Vários estudos mostraram baixa ou nenhuma produção de anticorpos SARS-CoV-2 e outras respostas imunes insuficientes no estágio agudo do COVID-19 como preditivas de COVID longa em 6–7 meses, tanto em pacientes hospitalizados quanto em pacientes não hospitalizados. Essas respostas imunes insuficientes incluem um baixo nível basal de IgG, baixos níveis de domínio de ligação ao receptor e células B de memória específicas para picos, baixos níveis de IgG do nucleocapsídeo e picos baixos de IgG específicos para picos. Em uma pré-impressão recente, foram observadas respostas baixas ou ausentes de células T CD4 + e células T CD8 + em pacientes com COVID grave e longa, e um estudo separado encontrou níveis mais baixos de células T CD8 + que expressam CD107a e um declínio nas células T CD8 + produtoras de interferon γ específicas do nucleocapsídeo em pacientes com COVID longa em comparação com controles infectados sem COVID longa. Verificou-se que altos níveis de autoanticorpos em COVID longa estão inversamente correlacionados com anticorpos protetores de COVID-19, sugerindo que pacientes com altos níveis de autoanticorpos podem ter maior probabilidade de desenvolver infecções. O rebote viral do SARS-CoV-2 no intestino, possivelmente resultante da persistência viral, também foi associado a níveis mais baixos e produção mais lenta de anticorpos IgA e IgG do domínio de ligação ao receptor. Existem grandes diferenças na criação de anticorpos, sororreversão e níveis de títulos de anticorpos entre os sexos, com as mulheres sendo menos propensas a soroconversão, sendo mais propensas a sororreversão e tendo níveis de anticorpos mais baixos em geral, afetando até a diminuição de anticorpos após a vacinação.
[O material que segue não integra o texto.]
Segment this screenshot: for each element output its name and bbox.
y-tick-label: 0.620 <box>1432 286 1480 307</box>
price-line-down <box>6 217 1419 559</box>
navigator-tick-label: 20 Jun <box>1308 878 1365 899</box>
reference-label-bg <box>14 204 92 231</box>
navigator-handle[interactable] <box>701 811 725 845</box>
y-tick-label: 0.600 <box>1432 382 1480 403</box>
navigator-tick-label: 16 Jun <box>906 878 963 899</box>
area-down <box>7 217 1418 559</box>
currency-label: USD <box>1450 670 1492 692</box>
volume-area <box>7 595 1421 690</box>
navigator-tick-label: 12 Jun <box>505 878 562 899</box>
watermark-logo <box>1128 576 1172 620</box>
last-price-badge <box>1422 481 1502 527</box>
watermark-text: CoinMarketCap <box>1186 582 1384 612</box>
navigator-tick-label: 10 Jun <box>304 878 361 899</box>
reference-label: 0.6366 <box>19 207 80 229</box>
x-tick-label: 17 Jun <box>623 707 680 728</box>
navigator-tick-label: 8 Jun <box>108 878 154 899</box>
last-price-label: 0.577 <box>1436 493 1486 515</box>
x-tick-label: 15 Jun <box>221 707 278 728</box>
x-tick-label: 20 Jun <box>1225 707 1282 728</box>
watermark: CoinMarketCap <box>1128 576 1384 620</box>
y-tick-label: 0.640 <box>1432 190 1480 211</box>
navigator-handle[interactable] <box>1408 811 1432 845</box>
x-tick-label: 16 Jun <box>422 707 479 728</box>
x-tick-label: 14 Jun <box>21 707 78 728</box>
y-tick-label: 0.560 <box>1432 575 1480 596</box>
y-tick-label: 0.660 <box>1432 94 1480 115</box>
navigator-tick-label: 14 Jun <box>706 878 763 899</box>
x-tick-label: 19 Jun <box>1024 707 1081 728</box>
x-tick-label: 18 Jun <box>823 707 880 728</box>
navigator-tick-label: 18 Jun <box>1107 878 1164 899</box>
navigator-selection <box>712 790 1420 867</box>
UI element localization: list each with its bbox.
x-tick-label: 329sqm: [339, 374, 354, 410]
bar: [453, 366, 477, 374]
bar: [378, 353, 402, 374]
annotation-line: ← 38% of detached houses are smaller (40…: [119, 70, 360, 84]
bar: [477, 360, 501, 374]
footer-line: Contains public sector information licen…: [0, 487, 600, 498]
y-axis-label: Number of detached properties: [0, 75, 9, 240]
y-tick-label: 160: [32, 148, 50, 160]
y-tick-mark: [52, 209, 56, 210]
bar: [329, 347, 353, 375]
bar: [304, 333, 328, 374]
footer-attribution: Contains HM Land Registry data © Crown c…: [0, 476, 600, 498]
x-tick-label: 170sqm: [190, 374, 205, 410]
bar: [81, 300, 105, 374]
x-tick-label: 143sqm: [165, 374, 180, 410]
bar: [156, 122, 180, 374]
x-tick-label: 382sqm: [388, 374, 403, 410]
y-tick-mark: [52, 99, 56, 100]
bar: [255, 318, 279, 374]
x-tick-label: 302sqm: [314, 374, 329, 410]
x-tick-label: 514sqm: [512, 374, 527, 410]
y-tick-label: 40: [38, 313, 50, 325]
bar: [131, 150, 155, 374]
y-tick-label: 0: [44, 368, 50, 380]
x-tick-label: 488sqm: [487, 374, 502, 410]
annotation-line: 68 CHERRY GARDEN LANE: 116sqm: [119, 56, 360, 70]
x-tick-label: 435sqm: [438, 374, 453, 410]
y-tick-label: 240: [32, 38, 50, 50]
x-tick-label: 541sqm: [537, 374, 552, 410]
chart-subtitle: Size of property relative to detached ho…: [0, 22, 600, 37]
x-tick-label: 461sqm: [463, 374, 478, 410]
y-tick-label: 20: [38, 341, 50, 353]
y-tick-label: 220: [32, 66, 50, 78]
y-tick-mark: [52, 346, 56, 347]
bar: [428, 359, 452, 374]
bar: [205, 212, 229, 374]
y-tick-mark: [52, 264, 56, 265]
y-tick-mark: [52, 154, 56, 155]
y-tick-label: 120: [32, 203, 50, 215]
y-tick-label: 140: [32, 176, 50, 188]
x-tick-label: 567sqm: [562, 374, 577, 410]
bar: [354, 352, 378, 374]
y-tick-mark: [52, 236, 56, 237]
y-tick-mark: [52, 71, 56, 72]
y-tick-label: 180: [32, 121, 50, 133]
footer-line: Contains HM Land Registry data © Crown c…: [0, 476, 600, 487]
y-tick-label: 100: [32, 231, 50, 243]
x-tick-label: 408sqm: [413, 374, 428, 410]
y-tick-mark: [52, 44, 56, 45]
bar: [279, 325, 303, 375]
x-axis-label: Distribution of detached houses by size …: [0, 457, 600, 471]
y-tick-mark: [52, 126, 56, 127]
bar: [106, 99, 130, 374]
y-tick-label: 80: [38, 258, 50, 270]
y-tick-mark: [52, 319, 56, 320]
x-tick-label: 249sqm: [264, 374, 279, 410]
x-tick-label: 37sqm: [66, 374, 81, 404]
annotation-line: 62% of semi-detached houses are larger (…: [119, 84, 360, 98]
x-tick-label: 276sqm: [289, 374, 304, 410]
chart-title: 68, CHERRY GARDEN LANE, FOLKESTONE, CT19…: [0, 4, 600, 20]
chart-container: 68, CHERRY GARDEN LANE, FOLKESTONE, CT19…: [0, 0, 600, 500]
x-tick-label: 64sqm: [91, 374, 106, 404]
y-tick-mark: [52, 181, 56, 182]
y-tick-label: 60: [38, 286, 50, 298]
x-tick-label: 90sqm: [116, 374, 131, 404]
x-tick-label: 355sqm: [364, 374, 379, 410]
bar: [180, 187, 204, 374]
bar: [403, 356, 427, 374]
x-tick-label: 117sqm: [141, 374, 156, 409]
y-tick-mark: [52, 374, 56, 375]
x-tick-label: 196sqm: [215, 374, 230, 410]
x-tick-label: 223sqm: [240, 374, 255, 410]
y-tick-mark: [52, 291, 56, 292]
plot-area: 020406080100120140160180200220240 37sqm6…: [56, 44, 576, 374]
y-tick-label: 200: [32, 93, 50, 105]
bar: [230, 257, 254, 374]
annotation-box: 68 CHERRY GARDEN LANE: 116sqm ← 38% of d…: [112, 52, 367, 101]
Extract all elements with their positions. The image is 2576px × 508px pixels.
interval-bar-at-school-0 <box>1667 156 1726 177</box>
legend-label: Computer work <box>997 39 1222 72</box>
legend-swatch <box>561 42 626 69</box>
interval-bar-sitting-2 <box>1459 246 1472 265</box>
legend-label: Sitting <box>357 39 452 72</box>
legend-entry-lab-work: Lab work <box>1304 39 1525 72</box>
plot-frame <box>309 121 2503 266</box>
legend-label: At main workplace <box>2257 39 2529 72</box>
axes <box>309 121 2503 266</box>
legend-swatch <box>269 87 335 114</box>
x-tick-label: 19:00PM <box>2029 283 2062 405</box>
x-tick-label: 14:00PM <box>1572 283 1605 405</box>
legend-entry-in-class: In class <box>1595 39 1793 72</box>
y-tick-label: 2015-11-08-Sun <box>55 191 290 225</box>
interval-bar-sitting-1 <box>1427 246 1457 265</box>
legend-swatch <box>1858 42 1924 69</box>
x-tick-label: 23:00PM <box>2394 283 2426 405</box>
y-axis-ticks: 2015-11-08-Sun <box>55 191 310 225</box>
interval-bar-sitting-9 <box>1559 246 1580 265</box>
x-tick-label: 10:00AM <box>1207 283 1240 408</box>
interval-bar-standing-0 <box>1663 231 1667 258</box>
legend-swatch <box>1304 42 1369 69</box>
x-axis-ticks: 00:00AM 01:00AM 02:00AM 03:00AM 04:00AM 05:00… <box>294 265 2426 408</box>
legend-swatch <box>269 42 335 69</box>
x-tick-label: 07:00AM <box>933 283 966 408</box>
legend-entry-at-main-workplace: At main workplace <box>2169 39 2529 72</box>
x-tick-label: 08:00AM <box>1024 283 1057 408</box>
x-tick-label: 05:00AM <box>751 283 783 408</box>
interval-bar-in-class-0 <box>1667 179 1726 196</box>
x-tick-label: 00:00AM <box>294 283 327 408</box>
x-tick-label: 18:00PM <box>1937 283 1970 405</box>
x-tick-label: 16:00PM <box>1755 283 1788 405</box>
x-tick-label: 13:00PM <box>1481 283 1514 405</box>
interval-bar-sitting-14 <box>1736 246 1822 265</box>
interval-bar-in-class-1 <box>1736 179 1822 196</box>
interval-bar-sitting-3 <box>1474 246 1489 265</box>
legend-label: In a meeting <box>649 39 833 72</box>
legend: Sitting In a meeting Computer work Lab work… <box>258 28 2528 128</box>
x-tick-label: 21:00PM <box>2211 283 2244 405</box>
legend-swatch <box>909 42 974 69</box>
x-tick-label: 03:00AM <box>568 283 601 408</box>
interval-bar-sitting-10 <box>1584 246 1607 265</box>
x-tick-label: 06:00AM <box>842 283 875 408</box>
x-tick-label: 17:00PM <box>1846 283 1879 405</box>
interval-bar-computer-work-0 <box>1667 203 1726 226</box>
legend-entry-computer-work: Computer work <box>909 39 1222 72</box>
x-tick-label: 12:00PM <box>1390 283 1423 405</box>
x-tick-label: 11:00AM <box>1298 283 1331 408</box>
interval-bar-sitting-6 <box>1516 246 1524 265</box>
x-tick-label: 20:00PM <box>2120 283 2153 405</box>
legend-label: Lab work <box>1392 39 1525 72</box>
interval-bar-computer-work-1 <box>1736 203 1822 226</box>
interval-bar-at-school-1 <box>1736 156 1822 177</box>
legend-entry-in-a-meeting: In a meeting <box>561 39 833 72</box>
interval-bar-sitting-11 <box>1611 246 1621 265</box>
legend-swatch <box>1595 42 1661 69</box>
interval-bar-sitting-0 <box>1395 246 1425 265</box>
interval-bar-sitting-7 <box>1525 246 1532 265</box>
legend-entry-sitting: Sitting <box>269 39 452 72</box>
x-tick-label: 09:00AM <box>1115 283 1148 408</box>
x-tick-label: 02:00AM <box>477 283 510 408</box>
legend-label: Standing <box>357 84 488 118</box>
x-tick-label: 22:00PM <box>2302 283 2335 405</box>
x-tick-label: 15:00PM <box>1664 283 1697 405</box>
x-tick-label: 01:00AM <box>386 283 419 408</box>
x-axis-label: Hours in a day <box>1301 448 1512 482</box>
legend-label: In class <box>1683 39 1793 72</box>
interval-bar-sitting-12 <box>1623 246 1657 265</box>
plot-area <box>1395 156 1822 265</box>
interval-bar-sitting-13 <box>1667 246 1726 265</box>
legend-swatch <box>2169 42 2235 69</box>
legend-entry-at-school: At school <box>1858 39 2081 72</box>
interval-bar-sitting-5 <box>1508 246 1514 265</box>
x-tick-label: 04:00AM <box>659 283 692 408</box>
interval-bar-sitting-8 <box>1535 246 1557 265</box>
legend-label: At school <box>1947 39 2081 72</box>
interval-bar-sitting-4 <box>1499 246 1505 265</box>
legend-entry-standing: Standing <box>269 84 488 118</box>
Vários relatórios apontaram para a possível persistência viral como causa de sintomas prolongados de COVID; proteínas virais e/ou RNA foram encontrados no sistema reprodutivo, sistema cardiovascular, cérebro, músculos, olhos, gânglios linfáticos, apêndice, tecido mamário, tecido hepático, tecido pulmonar, plasma, fezes e urina. Em um estudo, o antígeno de pico SARS-CoV-2 circulante foi encontrado em 60% de uma coorte de 37 pacientes com COVID longa até 12 meses após o diagnóstico em comparação com 0% de 26 indivíduos infectados por SARS-CoV-2, provavelmente implicando um reservatório de vírus ativo ou componentes do vírus. De fato, vários relatos após biópsias gastrointestinais indicaram a presença de vírus, sugerindo um reservatório persistente em alguns pacientes.